One of the most challenging fights I led was repealing a stifling tax on small businesses. In 2009, the then-Democrat-majority board implemented a destructive tax called the Business Professional Occupational License, or BPOL. As the owner and operator of my own small business, I know how crippling overregulation and high taxation can be. So, I fought this tax hike—hard. In fact, one particularly heated board hearing lasted until 3 a.m.
But that November, Republicans won a robust majority on the board. The first thing we did was to cut our own pay. Then, we repealed BPOL. We also adopted a strategic 10-point plan to improve our economy.
Conservative governing worked. Stafford jumped to No. 1 in job growth in Virginia, earned AAA bond ratings, and saw its revenues grow— allowing us to keep cutting taxes.

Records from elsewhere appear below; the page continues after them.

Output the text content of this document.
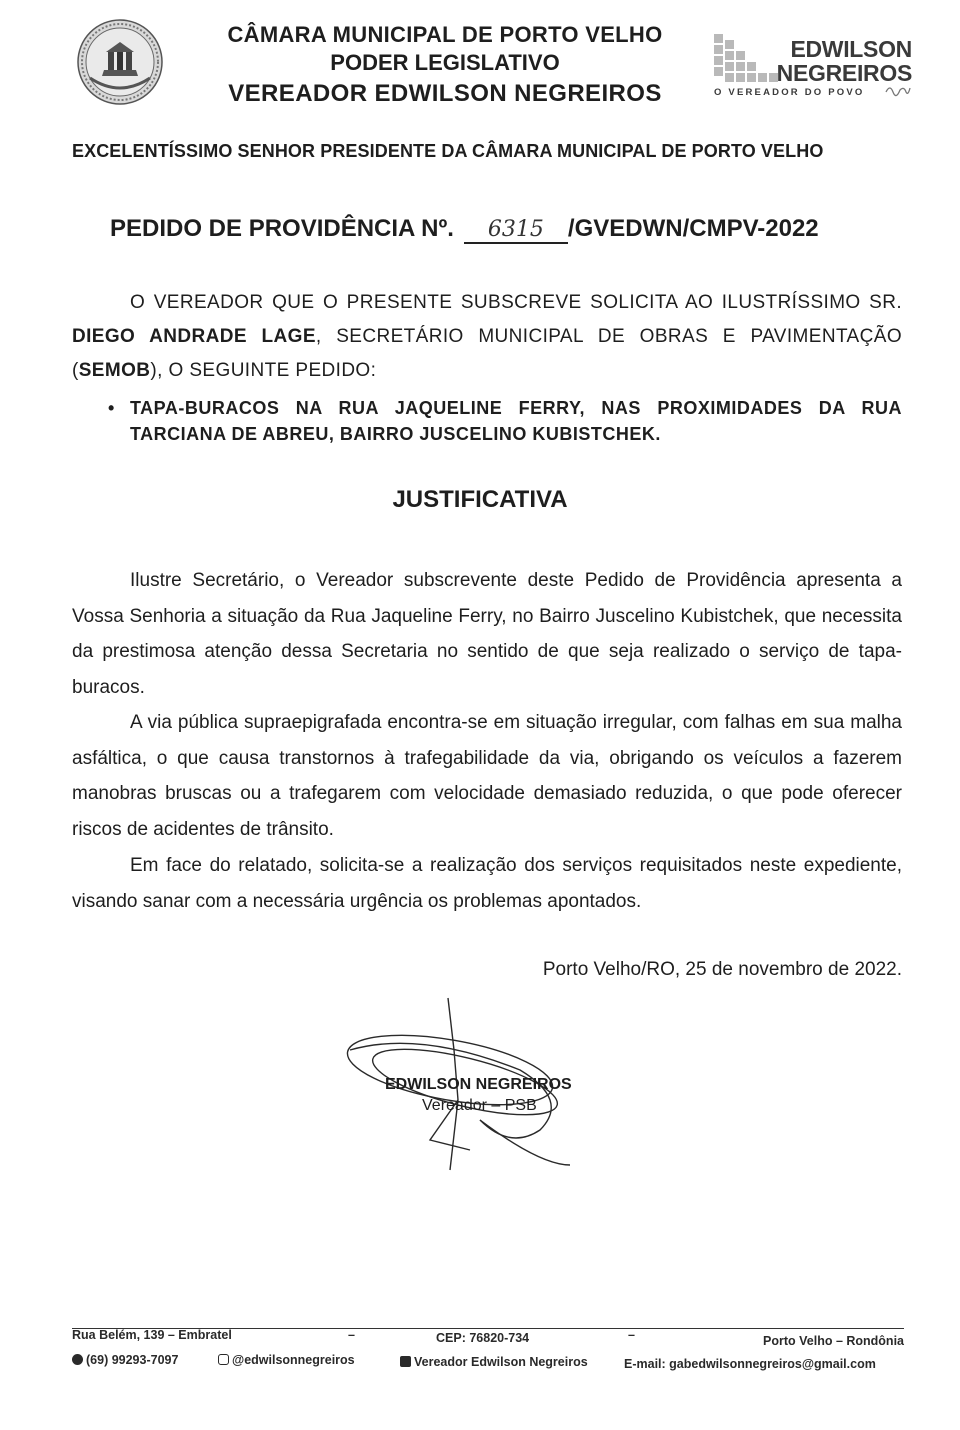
CÂMARA MUNICIPAL DE PORTO VELHO
PODER LEGISLATIVO
VEREADOR EDWILSON NEGREIROS
EDWILSON
NEGREIROS
O VEREADOR DO POVO
EXCELENTÍSSIMO SENHOR PRESIDENTE DA CÂMARA MUNICIPAL DE PORTO VELHO
PEDIDO DE PROVIDÊNCIA Nº. 6315 /GVEDWN/CMPV-2022
O VEREADOR QUE O PRESENTE SUBSCREVE SOLICITA AO ILUSTRÍSSIMO SR. DIEGO ANDRADE LAGE, SECRETÁRIO MUNICIPAL DE OBRAS E PAVIMENTAÇÃO (SEMOB), O SEGUINTE PEDIDO:
• TAPA-BURACOS NA RUA JAQUELINE FERRY, NAS PROXIMIDADES DA RUA TARCIANA DE ABREU, BAIRRO JUSCELINO KUBISTCHEK.
JUSTIFICATIVA
Ilustre Secretário, o Vereador subscrevente deste Pedido de Providência apresenta a Vossa Senhoria a situação da Rua Jaqueline Ferry, no Bairro Juscelino Kubistchek, que necessita da prestimosa atenção dessa Secretaria no sentido de que seja realizado o serviço de tapa-buracos.
A via pública supraepigrafada encontra-se em situação irregular, com falhas em sua malha asfáltica, o que causa transtornos à trafegabilidade da via, obrigando os veículos a fazerem manobras bruscas ou a trafegarem com velocidade demasiado reduzida, o que pode oferecer riscos de acidentes de trânsito.
Em face do relatado, solicita-se a realização dos serviços requisitados neste expediente, visando sanar com a necessária urgência os problemas apontados.
Porto Velho/RO, 25 de novembro de 2022.
EDWILSON NEGREIROS
Vereador – PSB
Rua Belém, 139 – Embratel	–	CEP: 76820-734	–	Porto Velho – Rondônia
(69) 99293-7097	@edwilsonnegreiros	Vereador Edwilson Negreiros	E-mail: gabedwilsonnegreiros@gmail.com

Raising taxes is lazy. It’s a mantra I’ve heard and witnessed at all levels of government. Politicians rarely fight the trajectory of an ever-growing government. The bureaucracy of government encourages more spending, which in turn requires higher revenues. Raising a little tax here and a little tax there can be a deceivingly attractive path of least resistance. But the heavy burden of those taxes falls on the shoulders of the people. That burden, and not the wants of government, should always be our foremost concern.
Zoning is one of the board’s main responsibilities. Protecting private property rights, while balancing the need for infrastructure and limiting growth, requires constant vigilance. If a new development didn’t improve our county as a whole, we didn’t approve it. Though we approved relatively few new developments, we always made sure secondary roads were in place and that our schools could handle growth.
I learned that most politicians in Richmond have no idea what their policy decisions mean for local government. They pass mandates on counties without funding them. Though Stafford County is No. 6 in the nation in median income, a lot of that money goes to Richmond—and it doesn’t come back to our county. With local roads needing attention, we took matters into our own hands. We fixed or funded the fixes for dangerous roads like Brooke, Poplar and Truslow by leveraging local money to implement voter-approved transportation bonds.
Preservation and conservation—concepts initially championed by Republican Presidents Benjamin Harrison and Theodore Roosevelt—are not wholly owned subsidiaries of Democrats. Land preservation was critical to my first election, and is one of the most important issues to me. Working with elected officials representing both parties, we preserved Crow’s Nest, built trails at Government Island (home to a quarry that produced stone for our nation’s Capitol), created a Civil War Park and worked with the George Washington Foundation to enable the rebuild of Ferry Farm.
I also learned that words matter and that listening is of far greater value than speaking. Having been honored by my fellow supervisors with the opportunity to serve as board chairman, I learned that my words can either instill confidence or cause consternation when leading such a diverse county.
In a time of vitriol in politics, I think that’s what we need most: To respect our fellow man’s point of view. The hashing of ideas is what makes our government the best in the world, no matter at what level one serves.
Though my term in office is ending, this isn’t the last of my efforts to continue working with people to strengthen our community. I look forward to seeing Stafford welcome and embrace its future and I’m thankful for the opportunity to serve.
Paul Milde is the outgoing chairman of the Stafford County Board of Supervisors. He is also president of Closet Interiors Plus.